この時期になると妙にユーミンが聴きたくなります。
本作は荒井由実時代から数えて6枚目のアルバム。本作にはこの時期にはぴったりの「ロッヂで待つクリスマス」や「真冬のサーファー」が収録されていることで有名ですね。でも私的にはもっと大好きな曲がこのアルバムには収録されており、その楽曲の素晴らしい映像を見つけたので、それをご紹介致したく、今回記事に致しました。

プロデューサーで旦那さんでもある松任谷正隆(Key)、林立夫・渡嘉敷祐一(Ds)、高水健司(B)、鈴木茂・松原正樹・山下達郎(G)等が参加。安定の、安心感のあるミュージシャン達の極上のサウンドが堪能出来ます。

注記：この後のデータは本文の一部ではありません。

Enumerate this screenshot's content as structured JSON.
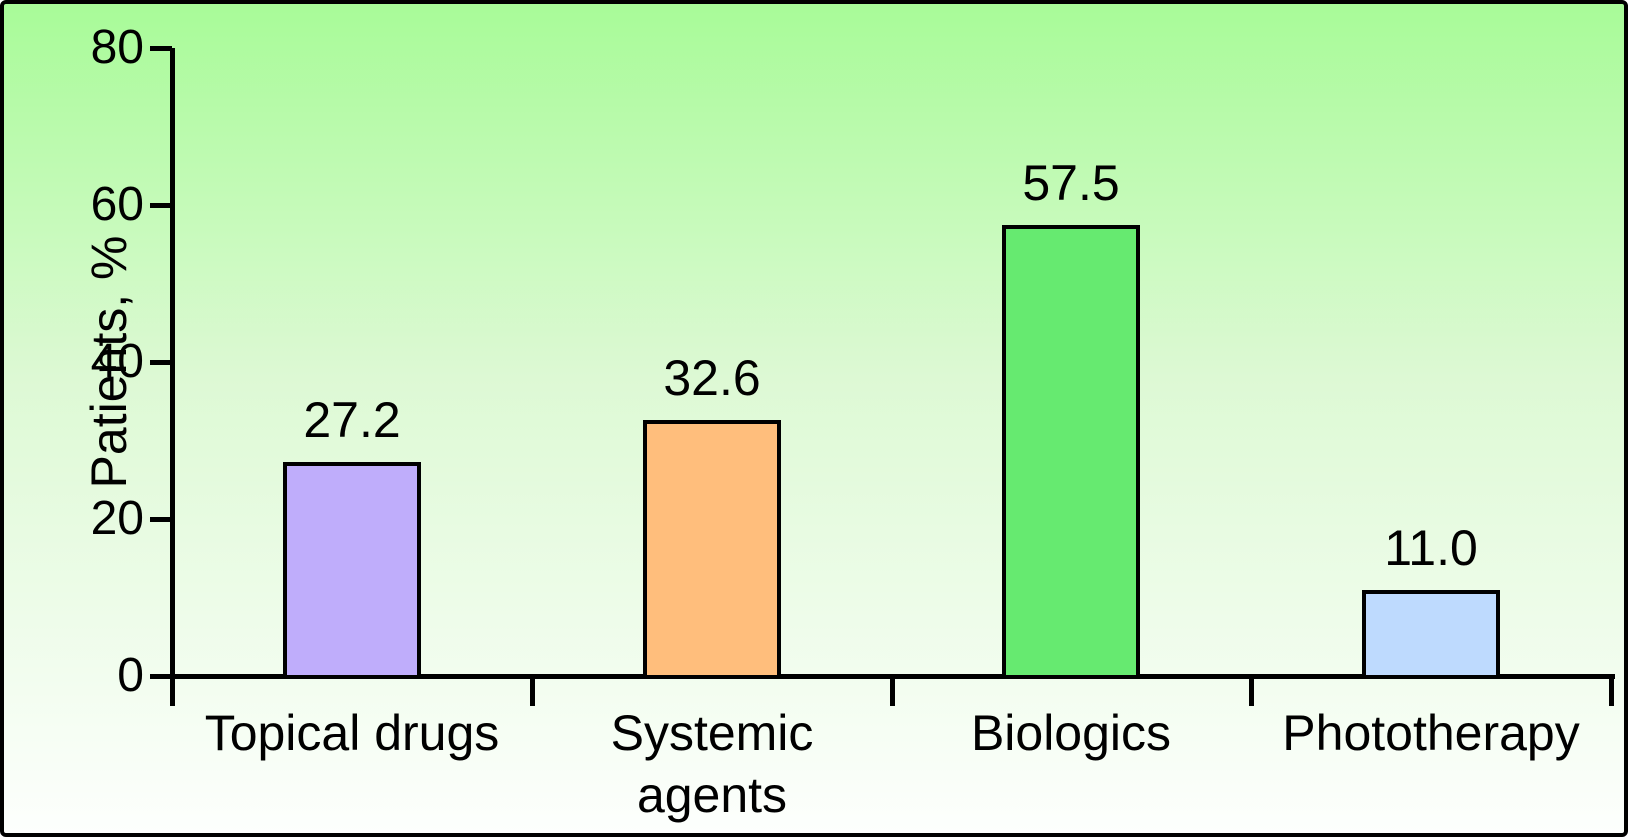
{
  "figure": {
    "border_color": "#000000",
    "background_top_color": "#a8fb98",
    "background_bottom_color": "#fdfffd",
    "text_color": "#000000"
  },
  "chart_data": {
    "type": "bar",
    "title": "",
    "xlabel": "",
    "ylabel": "Patients, %",
    "ylim": [
      0,
      80
    ],
    "yticks": [
      0,
      20,
      40,
      60,
      80
    ],
    "grid": false,
    "legend": null,
    "categories": [
      "Topical drugs",
      "Systemic agents",
      "Biologics",
      "Phototherapy"
    ],
    "category_label_lines": [
      [
        "Topical drugs"
      ],
      [
        "Systemic",
        "agents"
      ],
      [
        "Biologics"
      ],
      [
        "Phototherapy"
      ]
    ],
    "values": [
      27.2,
      32.6,
      57.5,
      11.0
    ],
    "value_labels": [
      "27.2",
      "32.6",
      "57.5",
      "11.0"
    ],
    "bar_colors": [
      "#bfadfb",
      "#ffbe7c",
      "#66ea70",
      "#bedafe"
    ],
    "bar_border_color": "#000000"
  }
}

荒井由実から松任谷由実へ変わった最初のアルバム「紅雀」があまりにも渋いアルバムで、商業的に失敗に終わったユーミンが、間を置かずに発表したアルバムが本作。「紅雀」から一転、素晴らしいポップス集のような作りとなりました。

まずは地味なオープニングの①「ロッヂで待つクリスマス」をどうぞ。
なんとなく派手な印象のあるこのアルバムですが、実はオープニングはバラードなんですよね。よっぽど次曲の「埠頭を渡る風」の方がオープニングに相応しいと感じますが、敢えてこの曲をトップに持ってきたことにユーミンの強い意志を感じます。

本作中、もっとも有名な楽曲が②「埠頭を渡る風」ではないでしょうか。
ライヴのオープニングにはピッタリのナンバーです。どことなくラテン的な香りを感じさせるユーミンらしいメロディ。そして正隆さんのアレンジが冴えわたった1曲です。個人的にはこのアルバムの中ではそれほど大好きな曲でもないのですが…(苦笑)。

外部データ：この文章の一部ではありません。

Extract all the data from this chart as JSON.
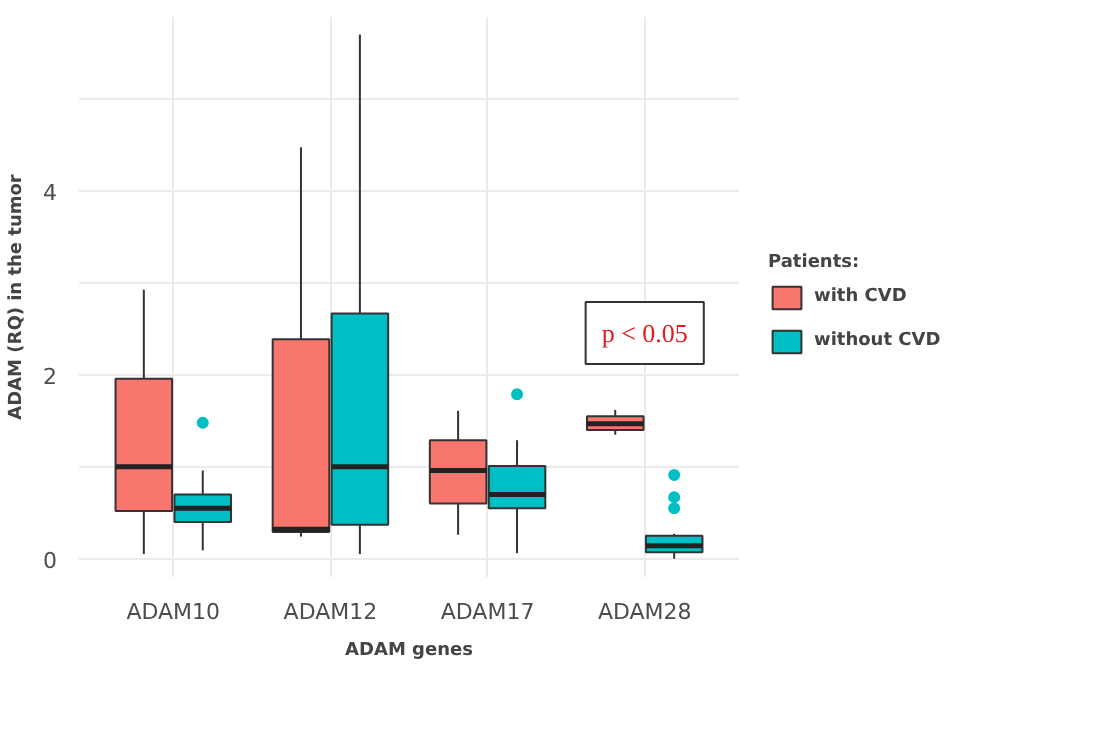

山下達郎のコーラスをフューチャーした③「真冬のサーファー」。
大好きな1曲です。適度にポップで、達郎さんのコーラスがハートウォーミングで曲に彩りを添えておりますね。そして私の大好きな映画「波の数だけ抱きしめて」の挿入歌でもあります。この映画も良かったなあ。半年くらい前、ホイチョイの馬場さんのYouTubeチャンネルに松下由樹さんが登場し、この映画の思い出を語ってました。

そしてこの映画の主人公、中山美穂さんの訃報が昨日伝わってきました。中山美穂さんが出演したドラマ、映画は数多くありますが、私が今真っ先に思い出すものは「毎度おさわがせします」ではなく、断然「波の数だけ抱きしめて」です。

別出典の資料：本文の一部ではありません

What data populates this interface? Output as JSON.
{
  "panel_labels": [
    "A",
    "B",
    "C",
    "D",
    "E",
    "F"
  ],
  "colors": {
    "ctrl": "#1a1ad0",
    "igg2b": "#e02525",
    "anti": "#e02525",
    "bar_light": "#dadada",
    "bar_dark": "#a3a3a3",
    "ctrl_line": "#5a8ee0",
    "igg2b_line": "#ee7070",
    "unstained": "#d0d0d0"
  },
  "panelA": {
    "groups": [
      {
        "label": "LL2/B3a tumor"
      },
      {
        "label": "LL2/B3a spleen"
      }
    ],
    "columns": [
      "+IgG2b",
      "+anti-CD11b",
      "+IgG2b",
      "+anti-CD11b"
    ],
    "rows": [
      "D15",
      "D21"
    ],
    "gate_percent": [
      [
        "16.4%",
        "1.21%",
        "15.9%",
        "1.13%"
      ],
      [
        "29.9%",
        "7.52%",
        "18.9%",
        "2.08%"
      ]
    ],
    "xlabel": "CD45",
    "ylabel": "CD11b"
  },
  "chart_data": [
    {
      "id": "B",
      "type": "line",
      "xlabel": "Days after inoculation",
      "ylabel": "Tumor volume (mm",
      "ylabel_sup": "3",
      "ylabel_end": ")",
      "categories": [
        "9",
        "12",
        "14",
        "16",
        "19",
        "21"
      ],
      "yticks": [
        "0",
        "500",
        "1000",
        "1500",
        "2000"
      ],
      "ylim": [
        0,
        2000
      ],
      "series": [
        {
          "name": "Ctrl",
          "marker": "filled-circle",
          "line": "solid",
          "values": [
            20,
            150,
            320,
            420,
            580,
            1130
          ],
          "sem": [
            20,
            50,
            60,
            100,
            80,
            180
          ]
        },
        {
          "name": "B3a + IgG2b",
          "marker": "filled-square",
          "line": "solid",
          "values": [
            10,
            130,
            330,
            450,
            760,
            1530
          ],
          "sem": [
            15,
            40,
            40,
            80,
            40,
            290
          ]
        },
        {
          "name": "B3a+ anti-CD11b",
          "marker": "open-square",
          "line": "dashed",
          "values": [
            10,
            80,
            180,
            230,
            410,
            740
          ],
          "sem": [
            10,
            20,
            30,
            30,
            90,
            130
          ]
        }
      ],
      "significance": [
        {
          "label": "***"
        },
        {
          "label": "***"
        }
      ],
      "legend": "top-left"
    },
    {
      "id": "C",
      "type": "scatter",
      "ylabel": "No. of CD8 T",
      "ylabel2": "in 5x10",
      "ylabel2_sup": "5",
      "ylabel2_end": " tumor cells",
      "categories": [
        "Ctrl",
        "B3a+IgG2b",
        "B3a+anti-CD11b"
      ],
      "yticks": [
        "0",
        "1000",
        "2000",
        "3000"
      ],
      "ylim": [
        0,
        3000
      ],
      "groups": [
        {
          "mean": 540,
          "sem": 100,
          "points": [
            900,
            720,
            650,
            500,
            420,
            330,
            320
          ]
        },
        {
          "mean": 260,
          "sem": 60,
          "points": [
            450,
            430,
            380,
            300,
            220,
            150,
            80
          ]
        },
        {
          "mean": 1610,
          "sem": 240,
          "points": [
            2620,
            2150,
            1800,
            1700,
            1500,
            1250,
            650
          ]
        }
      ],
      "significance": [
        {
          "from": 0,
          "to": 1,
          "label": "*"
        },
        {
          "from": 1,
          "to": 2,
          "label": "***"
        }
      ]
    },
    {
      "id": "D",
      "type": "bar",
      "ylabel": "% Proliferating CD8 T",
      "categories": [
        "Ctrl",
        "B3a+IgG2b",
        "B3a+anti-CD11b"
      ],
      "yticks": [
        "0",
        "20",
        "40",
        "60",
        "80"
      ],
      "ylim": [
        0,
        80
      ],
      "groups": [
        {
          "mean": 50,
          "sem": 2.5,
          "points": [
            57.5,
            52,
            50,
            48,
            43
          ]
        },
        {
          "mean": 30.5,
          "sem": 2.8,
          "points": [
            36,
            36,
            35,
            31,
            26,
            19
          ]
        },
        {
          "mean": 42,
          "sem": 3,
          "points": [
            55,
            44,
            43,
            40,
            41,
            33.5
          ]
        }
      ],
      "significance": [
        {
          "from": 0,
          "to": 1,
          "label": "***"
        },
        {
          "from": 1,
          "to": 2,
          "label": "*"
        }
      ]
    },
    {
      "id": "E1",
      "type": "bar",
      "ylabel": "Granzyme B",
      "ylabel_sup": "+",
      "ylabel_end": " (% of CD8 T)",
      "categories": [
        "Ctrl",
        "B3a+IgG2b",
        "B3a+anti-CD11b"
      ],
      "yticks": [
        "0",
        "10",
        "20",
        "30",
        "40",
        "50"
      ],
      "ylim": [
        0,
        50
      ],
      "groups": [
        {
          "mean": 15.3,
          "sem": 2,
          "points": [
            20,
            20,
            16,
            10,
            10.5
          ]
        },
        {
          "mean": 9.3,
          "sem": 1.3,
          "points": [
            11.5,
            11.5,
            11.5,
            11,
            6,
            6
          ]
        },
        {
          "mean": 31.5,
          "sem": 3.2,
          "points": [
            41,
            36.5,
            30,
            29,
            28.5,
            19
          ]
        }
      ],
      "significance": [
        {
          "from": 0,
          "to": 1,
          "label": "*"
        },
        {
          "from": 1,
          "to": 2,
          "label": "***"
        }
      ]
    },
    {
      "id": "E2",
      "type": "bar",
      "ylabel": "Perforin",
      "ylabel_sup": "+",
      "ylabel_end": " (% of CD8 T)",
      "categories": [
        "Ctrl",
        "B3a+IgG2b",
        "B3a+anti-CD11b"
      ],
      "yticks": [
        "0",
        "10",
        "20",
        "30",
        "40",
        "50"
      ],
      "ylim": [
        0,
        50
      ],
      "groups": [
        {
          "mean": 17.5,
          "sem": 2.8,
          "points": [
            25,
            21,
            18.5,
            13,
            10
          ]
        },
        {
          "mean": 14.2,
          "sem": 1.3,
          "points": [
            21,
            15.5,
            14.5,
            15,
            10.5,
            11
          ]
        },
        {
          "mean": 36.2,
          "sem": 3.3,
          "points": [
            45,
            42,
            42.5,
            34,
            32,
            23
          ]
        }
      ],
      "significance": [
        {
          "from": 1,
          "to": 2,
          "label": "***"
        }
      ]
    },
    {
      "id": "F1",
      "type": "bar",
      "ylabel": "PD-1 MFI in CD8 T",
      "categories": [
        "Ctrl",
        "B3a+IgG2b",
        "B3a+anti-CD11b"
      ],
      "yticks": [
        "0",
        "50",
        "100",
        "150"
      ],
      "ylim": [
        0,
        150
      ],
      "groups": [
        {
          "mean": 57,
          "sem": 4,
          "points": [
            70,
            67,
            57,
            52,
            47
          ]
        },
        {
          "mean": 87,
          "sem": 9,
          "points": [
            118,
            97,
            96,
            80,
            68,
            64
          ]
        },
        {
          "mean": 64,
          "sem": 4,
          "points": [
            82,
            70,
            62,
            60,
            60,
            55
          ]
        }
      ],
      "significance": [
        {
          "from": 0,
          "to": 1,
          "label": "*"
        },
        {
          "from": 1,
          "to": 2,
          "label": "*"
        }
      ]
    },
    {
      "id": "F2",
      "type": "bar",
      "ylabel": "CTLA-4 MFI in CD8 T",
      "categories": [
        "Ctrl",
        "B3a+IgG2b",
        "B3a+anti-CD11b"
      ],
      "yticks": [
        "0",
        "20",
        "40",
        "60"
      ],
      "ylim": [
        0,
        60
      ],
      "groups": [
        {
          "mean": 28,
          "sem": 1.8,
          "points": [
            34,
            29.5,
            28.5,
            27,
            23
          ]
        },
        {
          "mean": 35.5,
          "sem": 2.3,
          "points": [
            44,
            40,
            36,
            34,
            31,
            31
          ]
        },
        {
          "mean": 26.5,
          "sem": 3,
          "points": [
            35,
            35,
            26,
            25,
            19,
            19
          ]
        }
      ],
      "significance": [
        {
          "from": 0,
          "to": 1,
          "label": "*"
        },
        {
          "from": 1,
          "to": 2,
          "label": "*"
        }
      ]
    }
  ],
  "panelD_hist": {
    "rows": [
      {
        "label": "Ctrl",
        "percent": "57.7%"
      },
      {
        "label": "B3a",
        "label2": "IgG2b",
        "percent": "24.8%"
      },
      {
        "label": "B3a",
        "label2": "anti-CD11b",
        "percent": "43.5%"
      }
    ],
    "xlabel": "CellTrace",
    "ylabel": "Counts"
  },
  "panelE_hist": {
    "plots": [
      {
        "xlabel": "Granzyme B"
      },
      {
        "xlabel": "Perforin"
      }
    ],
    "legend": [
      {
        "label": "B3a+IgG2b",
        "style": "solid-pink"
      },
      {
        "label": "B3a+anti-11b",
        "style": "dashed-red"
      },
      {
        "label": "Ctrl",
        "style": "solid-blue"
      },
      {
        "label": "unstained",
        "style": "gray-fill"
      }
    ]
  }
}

冒頭に申し上げた私の大好きな曲、それが④「静かなまぼろし」です。
これは1978年3月2日に放送された「ミュージックフェア」でユーミンと沢田研二が共演した際に歌われた楽曲。沢田研二の大ファンだったユーミンが、この共演のためだけに書き上げた曲で、本作にてセルフカバー。肝心の沢田研二は11年後の1989年にこの曲をアルバムに収録しております。
実はユーミンが沢田研二に提供した楽曲は、これが2曲目。1曲目は1976年に発表されたシングル「ウィンクでさよなら」で、ユーミンは詞を提供。「ルージュの伝言」の詞を気に入ったジュリーが、ユーミンに依頼したらしい。

話が横道に逸れてしまいましたが、このたった1度の共演の映像をご紹介したいと思います。ジュリーがこの名曲を見事に歌い上げてます。横でしっとりとピアノを弾くユーミン、女性の顔をしておりますね。この時、ユーミン24歳、ジュリーは29歳。
映像と音が合ってませんが、この曲の持つ普遍的な素晴らしさは伝わると思います。ただひたすら素晴らしい…。

荒井由美時代を彷彿させるナンバーの⑤「魔法のくすり」。
この曲も大好きな1曲。「ルージュの伝言」のようなノリを持つ楽曲で、特にこの曲のドラムが大好きなんです。随所に散りばめられた数々のフィルイン。アップした映像では3分前後で登場するバスドラを絡ませたフィルインなんかは、ZEPのボンゾを思わせるような絶妙なフィルインですね。ハイハットワークも素晴らしい。
あと何気にカッティングギターもグルーヴィー。まさかこれ、達郎さんのプレイじゃないですよね。

そしてこの曲の最大の魅力は歌詞…。
 ♪ 女は誰も最後の愛人でいたいの ♪
強烈な歌詞ですね(笑)。ユーミンが女性からも熱い支持を集めていた理由がよく分かります。

アルバムのエンディングトラックの⑩「12階のこいびと」。
軽いフレンチポップスのような洒落た音楽。なのに歌詞の最後は12階から飛び降りることを示唆するような歌詞。この辺りのギャップ、音楽と歌詞とのギャップがユーミンの魅力だったりします。

素晴らしいポップス集的なアルバムですよね。ユーミンが再びユーミンであり続けたことを証明した1枚。今も色褪せない名盤かと思います。
そして全くの偶然ですが、この記事を書いていて、「波の数だけ抱きしめて」を見返していた矢先の出来事でした。この映画のサントラが、私にAORの素晴らしさを教えてくれたのでした…。そして中山美穂、ここでもいい演技しているなあと思ったものです。
中山美穂さんのご冥福をお祈り申し上げます。